Monday, March 7, 2011

Irony of Discrimination

I found it ironic that Chinese women were considered to be so far underneath men in status, when they facilitated the economic boom and reevaluated the gender roles in the Chinese community. In Xiaolan Bao’s article “Politicizing Motherhood”, Bao talks about the influx of Asian immigrants after the Second World War. At that time, women were still considered lesser than men and especially in the Chinese society and culture, so they were pushed into the background. Quite literally Chinese women worked in the back of restaurants and small stores that their husbands ran. There were limited job opportunities for Chinese women, and the garment industry was the best option. Bao lays out all of statistics in how the gender ratio of Asian men to women grew enormously after WWII, and consequently how the number of Chinese women involved in the garment industry in New York grew just as quickly.

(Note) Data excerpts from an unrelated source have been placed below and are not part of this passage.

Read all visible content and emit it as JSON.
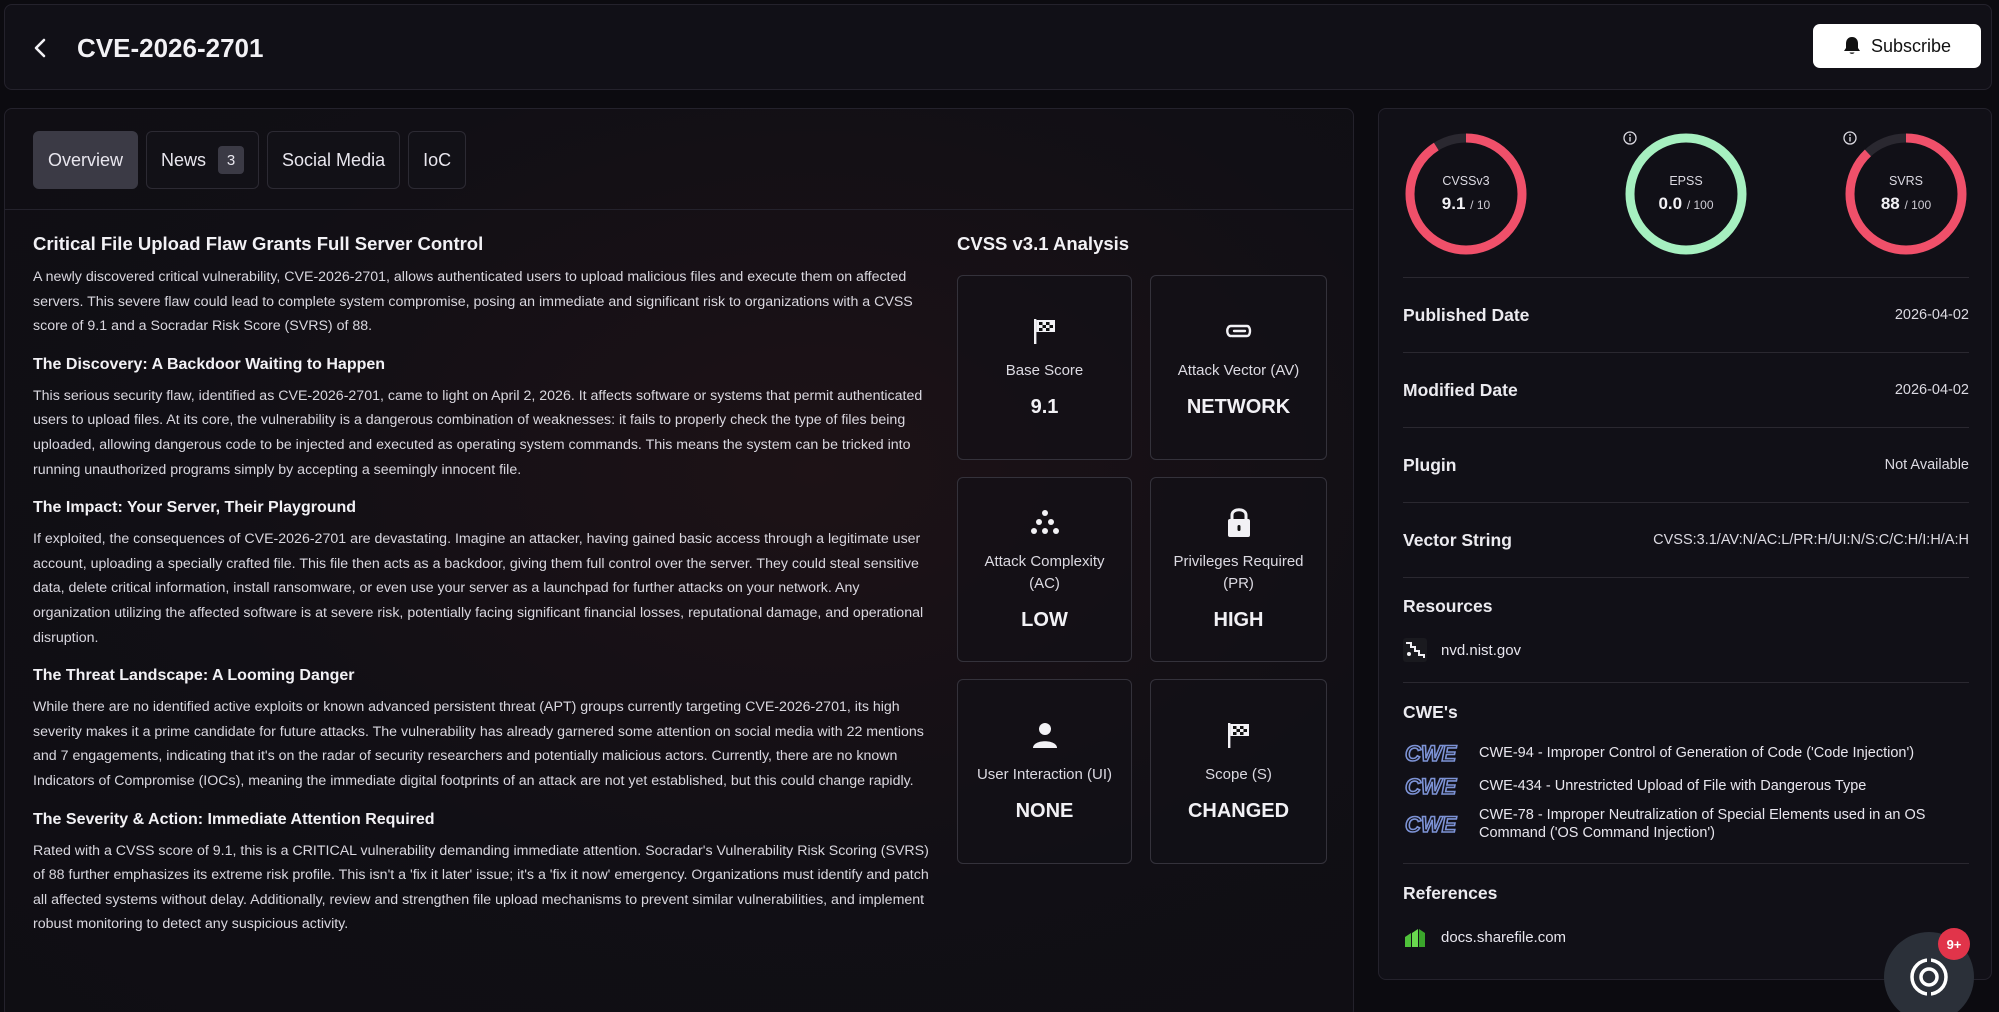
{
  "header": {
    "title": "CVE-2026-2701",
    "subscribe_label": "Subscribe"
  },
  "tabs": [
    {
      "label": "Overview",
      "active": true
    },
    {
      "label": "News",
      "badge": "3"
    },
    {
      "label": "Social Media"
    },
    {
      "label": "IoC"
    }
  ],
  "article": {
    "title": "Critical File Upload Flaw Grants Full Server Control",
    "intro": "A newly discovered critical vulnerability, CVE-2026-2701, allows authenticated users to upload malicious files and execute them on affected servers. This severe flaw could lead to complete system compromise, posing an immediate and significant risk to organizations with a CVSS score of 9.1 and a Socradar Risk Score (SVRS) of 88.",
    "sections": [
      {
        "heading": "The Discovery: A Backdoor Waiting to Happen",
        "body": "This serious security flaw, identified as CVE-2026-2701, came to light on April 2, 2026. It affects software or systems that permit authenticated users to upload files. At its core, the vulnerability is a dangerous combination of weaknesses: it fails to properly check the type of files being uploaded, allowing dangerous code to be injected and executed as operating system commands. This means the system can be tricked into running unauthorized programs simply by accepting a seemingly innocent file."
      },
      {
        "heading": "The Impact: Your Server, Their Playground",
        "body": "If exploited, the consequences of CVE-2026-2701 are devastating. Imagine an attacker, having gained basic access through a legitimate user account, uploading a specially crafted file. This file then acts as a backdoor, giving them full control over the server. They could steal sensitive data, delete critical information, install ransomware, or even use your server as a launchpad for further attacks on your network. Any organization utilizing the affected software is at severe risk, potentially facing significant financial losses, reputational damage, and operational disruption."
      },
      {
        "heading": "The Threat Landscape: A Looming Danger",
        "body": "While there are no identified active exploits or known advanced persistent threat (APT) groups currently targeting CVE-2026-2701, its high severity makes it a prime candidate for future attacks. The vulnerability has already garnered some attention on social media with 22 mentions and 7 engagements, indicating that it's on the radar of security researchers and potentially malicious actors. Currently, there are no known Indicators of Compromise (IOCs), meaning the immediate digital footprints of an attack are not yet established, but this could change rapidly."
      },
      {
        "heading": "The Severity & Action: Immediate Attention Required",
        "body": "Rated with a CVSS score of 9.1, this is a CRITICAL vulnerability demanding immediate attention. Socradar's Vulnerability Risk Scoring (SVRS) of 88 further emphasizes its extreme risk profile. This isn't a 'fix it later' issue; it's a 'fix it now' emergency. Organizations must identify and patch all affected systems without delay. Additionally, review and strengthen file upload mechanisms to prevent similar vulnerabilities, and implement robust monitoring to detect any suspicious activity."
      }
    ]
  },
  "cvss": {
    "title": "CVSS v3.1 Analysis",
    "metrics": [
      {
        "label": "Base Score",
        "value": "9.1",
        "icon": "flag-icon"
      },
      {
        "label": "Attack Vector (AV)",
        "value": "NETWORK",
        "icon": "paperclip-icon"
      },
      {
        "label": "Attack Complexity (AC)",
        "value": "LOW",
        "icon": "dots-cluster-icon"
      },
      {
        "label": "Privileges Required (PR)",
        "value": "HIGH",
        "icon": "lock-icon"
      },
      {
        "label": "User Interaction (UI)",
        "value": "NONE",
        "icon": "user-icon"
      },
      {
        "label": "Scope (S)",
        "value": "CHANGED",
        "icon": "flag-icon"
      }
    ]
  },
  "scores": [
    {
      "name": "CVSSv3",
      "value": "9.1",
      "max": "/ 10",
      "fraction": 0.91,
      "color": "#f0506a",
      "info": false
    },
    {
      "name": "EPSS",
      "value": "0.0",
      "max": "/ 100",
      "fraction": 0.0,
      "color": "#a6f0c0",
      "info": true
    },
    {
      "name": "SVRS",
      "value": "88",
      "max": "/ 100",
      "fraction": 0.88,
      "color": "#f0506a",
      "info": true
    }
  ],
  "details": [
    {
      "label": "Published Date",
      "value": "2026-04-02"
    },
    {
      "label": "Modified Date",
      "value": "2026-04-02"
    },
    {
      "label": "Plugin",
      "value": "Not Available"
    },
    {
      "label": "Vector String",
      "value": "CVSS:3.1/AV:N/AC:L/PR:H/UI:N/S:C/C:H/I:H/A:H"
    }
  ],
  "resources": {
    "title": "Resources",
    "items": [
      {
        "label": "nvd.nist.gov",
        "icon": "nvd-logo-icon"
      }
    ]
  },
  "cwes": {
    "title": "CWE's",
    "logo_text": "CWE",
    "items": [
      {
        "label": "CWE-94 - Improper Control of Generation of Code ('Code Injection')"
      },
      {
        "label": "CWE-434 - Unrestricted Upload of File with Dangerous Type"
      },
      {
        "label": "CWE-78 - Improper Neutralization of Special Elements used in an OS Command ('OS Command Injection')"
      }
    ]
  },
  "references": {
    "title": "References",
    "items": [
      {
        "label": "docs.sharefile.com",
        "icon": "sharefile-logo-icon"
      }
    ]
  },
  "chat": {
    "badge": "9+"
  },
  "colors": {
    "accent_red": "#f0506a",
    "accent_green": "#a6f0c0"
  }
}
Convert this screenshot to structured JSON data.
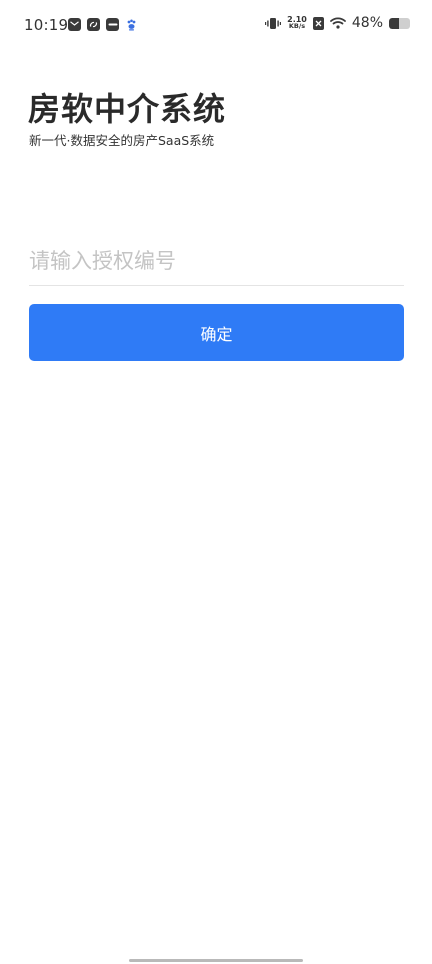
{
  "status_bar": {
    "time": "10:19",
    "net_speed_value": "2.10",
    "net_speed_unit": "KB/s",
    "battery_percent_text": "48%",
    "battery_level": 0.48,
    "icons": [
      "mail-icon",
      "link-icon",
      "vivo-icon",
      "paw-icon",
      "vibrate-icon",
      "no-sim-icon",
      "wifi-icon",
      "battery-icon"
    ]
  },
  "header": {
    "title": "房软中介系统",
    "subtitle": "新一代·数据安全的房产SaaS系统"
  },
  "form": {
    "auth_code_placeholder": "请输入授权编号",
    "auth_code_value": "",
    "confirm_label": "确定"
  },
  "colors": {
    "primary": "#2f7bf6",
    "title_text": "#2a2a2a",
    "placeholder": "#c4c4c4",
    "divider": "#e4e4e4"
  }
}
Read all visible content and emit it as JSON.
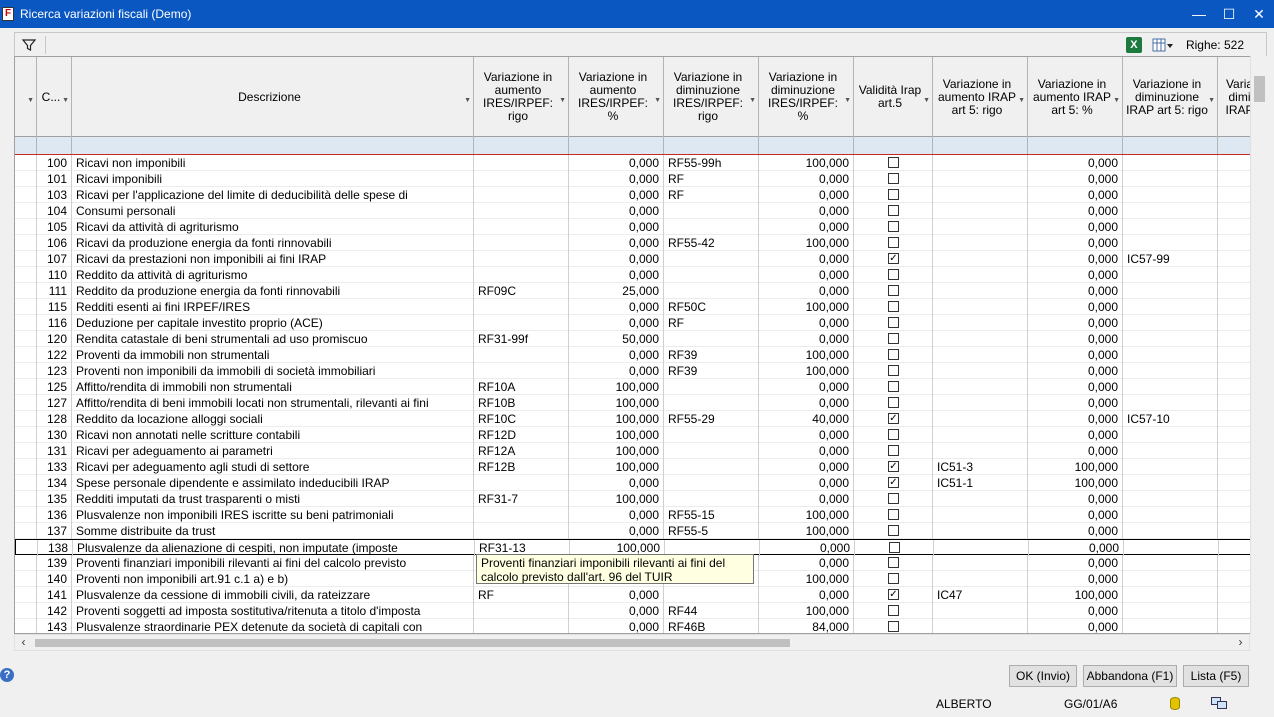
{
  "window": {
    "title": "Ricerca variazioni fiscali  (Demo)",
    "app_icon_glyph": "F"
  },
  "toolbar": {
    "rows_label": "Righe: 522"
  },
  "columns": [
    {
      "key": "sel",
      "label": ""
    },
    {
      "key": "code",
      "label": "C..."
    },
    {
      "key": "desc",
      "label": "Descrizione"
    },
    {
      "key": "va_ires_rigo",
      "label": "Variazione in aumento IRES/IRPEF: rigo"
    },
    {
      "key": "va_ires_pct",
      "label": "Variazione in aumento IRES/IRPEF: %"
    },
    {
      "key": "vd_ires_rigo",
      "label": "Variazione in diminuzione IRES/IRPEF: rigo"
    },
    {
      "key": "vd_ires_pct",
      "label": "Variazione in diminuzione IRES/IRPEF: %"
    },
    {
      "key": "irap",
      "label": "Validità Irap art.5"
    },
    {
      "key": "va_irap_rigo",
      "label": "Variazione in aumento IRAP art 5: rigo"
    },
    {
      "key": "va_irap_pct",
      "label": "Variazione in aumento IRAP art 5: %"
    },
    {
      "key": "vd_irap_rigo",
      "label": "Variazione in diminuzione IRAP art 5: rigo"
    },
    {
      "key": "vd_irap_more",
      "label": "Varia dimi IRAP"
    }
  ],
  "rows": [
    {
      "code": "100",
      "desc": "Ricavi non imponibili",
      "a": "",
      "b": "0,000",
      "c": "RF55-99h",
      "d": "100,000",
      "irap": false,
      "e": "",
      "f": "0,000",
      "g": ""
    },
    {
      "code": "101",
      "desc": "Ricavi imponibili",
      "a": "",
      "b": "0,000",
      "c": "RF",
      "d": "0,000",
      "irap": false,
      "e": "",
      "f": "0,000",
      "g": ""
    },
    {
      "code": "103",
      "desc": "Ricavi per l'applicazione del limite di deducibilità delle spese di",
      "a": "",
      "b": "0,000",
      "c": "RF",
      "d": "0,000",
      "irap": false,
      "e": "",
      "f": "0,000",
      "g": ""
    },
    {
      "code": "104",
      "desc": "Consumi personali",
      "a": "",
      "b": "0,000",
      "c": "",
      "d": "0,000",
      "irap": false,
      "e": "",
      "f": "0,000",
      "g": ""
    },
    {
      "code": "105",
      "desc": "Ricavi da attività di agriturismo",
      "a": "",
      "b": "0,000",
      "c": "",
      "d": "0,000",
      "irap": false,
      "e": "",
      "f": "0,000",
      "g": ""
    },
    {
      "code": "106",
      "desc": "Ricavi da produzione energia da fonti rinnovabili",
      "a": "",
      "b": "0,000",
      "c": "RF55-42",
      "d": "100,000",
      "irap": false,
      "e": "",
      "f": "0,000",
      "g": ""
    },
    {
      "code": "107",
      "desc": "Ricavi da prestazioni non imponibili ai fini IRAP",
      "a": "",
      "b": "0,000",
      "c": "",
      "d": "0,000",
      "irap": true,
      "e": "",
      "f": "0,000",
      "g": "IC57-99"
    },
    {
      "code": "110",
      "desc": "Reddito da attività di agriturismo",
      "a": "",
      "b": "0,000",
      "c": "",
      "d": "0,000",
      "irap": false,
      "e": "",
      "f": "0,000",
      "g": ""
    },
    {
      "code": "111",
      "desc": "Reddito da produzione energia da fonti rinnovabili",
      "a": "RF09C",
      "b": "25,000",
      "c": "",
      "d": "0,000",
      "irap": false,
      "e": "",
      "f": "0,000",
      "g": ""
    },
    {
      "code": "115",
      "desc": "Redditi esenti ai fini IRPEF/IRES",
      "a": "",
      "b": "0,000",
      "c": "RF50C",
      "d": "100,000",
      "irap": false,
      "e": "",
      "f": "0,000",
      "g": ""
    },
    {
      "code": "116",
      "desc": "Deduzione per capitale investito proprio (ACE)",
      "a": "",
      "b": "0,000",
      "c": "RF",
      "d": "0,000",
      "irap": false,
      "e": "",
      "f": "0,000",
      "g": ""
    },
    {
      "code": "120",
      "desc": "Rendita catastale di beni strumentali ad uso promiscuo",
      "a": "RF31-99f",
      "b": "50,000",
      "c": "",
      "d": "0,000",
      "irap": false,
      "e": "",
      "f": "0,000",
      "g": ""
    },
    {
      "code": "122",
      "desc": "Proventi da immobili non strumentali",
      "a": "",
      "b": "0,000",
      "c": "RF39",
      "d": "100,000",
      "irap": false,
      "e": "",
      "f": "0,000",
      "g": ""
    },
    {
      "code": "123",
      "desc": "Proventi non imponibili da immobili di società immobiliari",
      "a": "",
      "b": "0,000",
      "c": "RF39",
      "d": "100,000",
      "irap": false,
      "e": "",
      "f": "0,000",
      "g": ""
    },
    {
      "code": "125",
      "desc": "Affitto/rendita di immobili non strumentali",
      "a": "RF10A",
      "b": "100,000",
      "c": "",
      "d": "0,000",
      "irap": false,
      "e": "",
      "f": "0,000",
      "g": ""
    },
    {
      "code": "127",
      "desc": "Affitto/rendita di beni immobili locati non strumentali, rilevanti ai fini",
      "a": "RF10B",
      "b": "100,000",
      "c": "",
      "d": "0,000",
      "irap": false,
      "e": "",
      "f": "0,000",
      "g": ""
    },
    {
      "code": "128",
      "desc": "Reddito da locazione alloggi sociali",
      "a": "RF10C",
      "b": "100,000",
      "c": "RF55-29",
      "d": "40,000",
      "irap": true,
      "e": "",
      "f": "0,000",
      "g": "IC57-10"
    },
    {
      "code": "130",
      "desc": "Ricavi non annotati nelle scritture contabili",
      "a": "RF12D",
      "b": "100,000",
      "c": "",
      "d": "0,000",
      "irap": false,
      "e": "",
      "f": "0,000",
      "g": ""
    },
    {
      "code": "131",
      "desc": "Ricavi per adeguamento ai parametri",
      "a": "RF12A",
      "b": "100,000",
      "c": "",
      "d": "0,000",
      "irap": false,
      "e": "",
      "f": "0,000",
      "g": ""
    },
    {
      "code": "133",
      "desc": "Ricavi per adeguamento agli studi di settore",
      "a": "RF12B",
      "b": "100,000",
      "c": "",
      "d": "0,000",
      "irap": true,
      "e": "IC51-3",
      "f": "100,000",
      "g": ""
    },
    {
      "code": "134",
      "desc": "Spese personale dipendente e assimilato indeducibili IRAP",
      "a": "",
      "b": "0,000",
      "c": "",
      "d": "0,000",
      "irap": true,
      "e": "IC51-1",
      "f": "100,000",
      "g": ""
    },
    {
      "code": "135",
      "desc": "Redditi imputati da trust trasparenti o misti",
      "a": "RF31-7",
      "b": "100,000",
      "c": "",
      "d": "0,000",
      "irap": false,
      "e": "",
      "f": "0,000",
      "g": ""
    },
    {
      "code": "136",
      "desc": "Plusvalenze non imponibili IRES iscritte su beni patrimoniali",
      "a": "",
      "b": "0,000",
      "c": "RF55-15",
      "d": "100,000",
      "irap": false,
      "e": "",
      "f": "0,000",
      "g": ""
    },
    {
      "code": "137",
      "desc": "Somme distribuite da trust",
      "a": "",
      "b": "0,000",
      "c": "RF55-5",
      "d": "100,000",
      "irap": false,
      "e": "",
      "f": "0,000",
      "g": ""
    },
    {
      "code": "138",
      "desc": "Plusvalenze da alienazione di cespiti, non imputate (imposte",
      "a": "RF31-13",
      "b": "100,000",
      "c": "",
      "d": "0,000",
      "irap": false,
      "e": "",
      "f": "0,000",
      "g": "",
      "selected": true
    },
    {
      "code": "139",
      "desc": "Proventi finanziari imponibili rilevanti ai fini del calcolo previsto",
      "a": "",
      "b": "",
      "c": "",
      "d": "0,000",
      "irap": false,
      "e": "",
      "f": "0,000",
      "g": ""
    },
    {
      "code": "140",
      "desc": "Proventi non imponibili art.91 c.1 a) e b)",
      "a": "",
      "b": "",
      "c": "",
      "d": "100,000",
      "irap": false,
      "e": "",
      "f": "0,000",
      "g": ""
    },
    {
      "code": "141",
      "desc": "Plusvalenze da cessione di immobili civili, da rateizzare",
      "a": "RF",
      "b": "0,000",
      "c": "",
      "d": "0,000",
      "irap": true,
      "e": "IC47",
      "f": "100,000",
      "g": ""
    },
    {
      "code": "142",
      "desc": "Proventi soggetti ad imposta sostitutiva/ritenuta a titolo d'imposta",
      "a": "",
      "b": "0,000",
      "c": "RF44",
      "d": "100,000",
      "irap": false,
      "e": "",
      "f": "0,000",
      "g": ""
    },
    {
      "code": "143",
      "desc": "Plusvalenze straordinarie PEX detenute da società di capitali con",
      "a": "",
      "b": "0,000",
      "c": "RF46B",
      "d": "84,000",
      "irap": false,
      "e": "",
      "f": "0,000",
      "g": ""
    }
  ],
  "tooltip": {
    "line1": "Proventi finanziari imponibili rilevanti ai fini del",
    "line2": "calcolo previsto dall'art. 96 del TUIR"
  },
  "buttons": {
    "ok": "OK (Invio)",
    "abandon": "Abbandona (F1)",
    "list": "Lista (F5)"
  },
  "status": {
    "user": "ALBERTO",
    "date": "GG/01/A6"
  },
  "colors": {
    "titlebar": "#0a57c2",
    "filter_row": "#dde8f3",
    "tooltip_bg": "#ffffe1"
  }
}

What I found interesting was that this industry exploded because of the prejudice against women within the Chinese society, but ended up being one of the most lucrative jobs and created a new family dynamic. Children looked to women for food and care, men began to become threatened by women’s financial abilities/security, and the family dynamic adapted to these new lifestyles. It’s truly amazing that the initial gender inequalities and disequilibrium was eventually eradicated by the work that women had been forced to do by those gender norms. I suppose being forced into those gender norms provoked a necessity for change by the women. Its empowering to think that women who were so historically lesser than their male counterparts could break through that stereotype and create a new male to female dynamic. Even though they were discriminated against for being Chinese and for being Women, they managed cause a cultural change that has lasted (and continued to evolve) to the present day.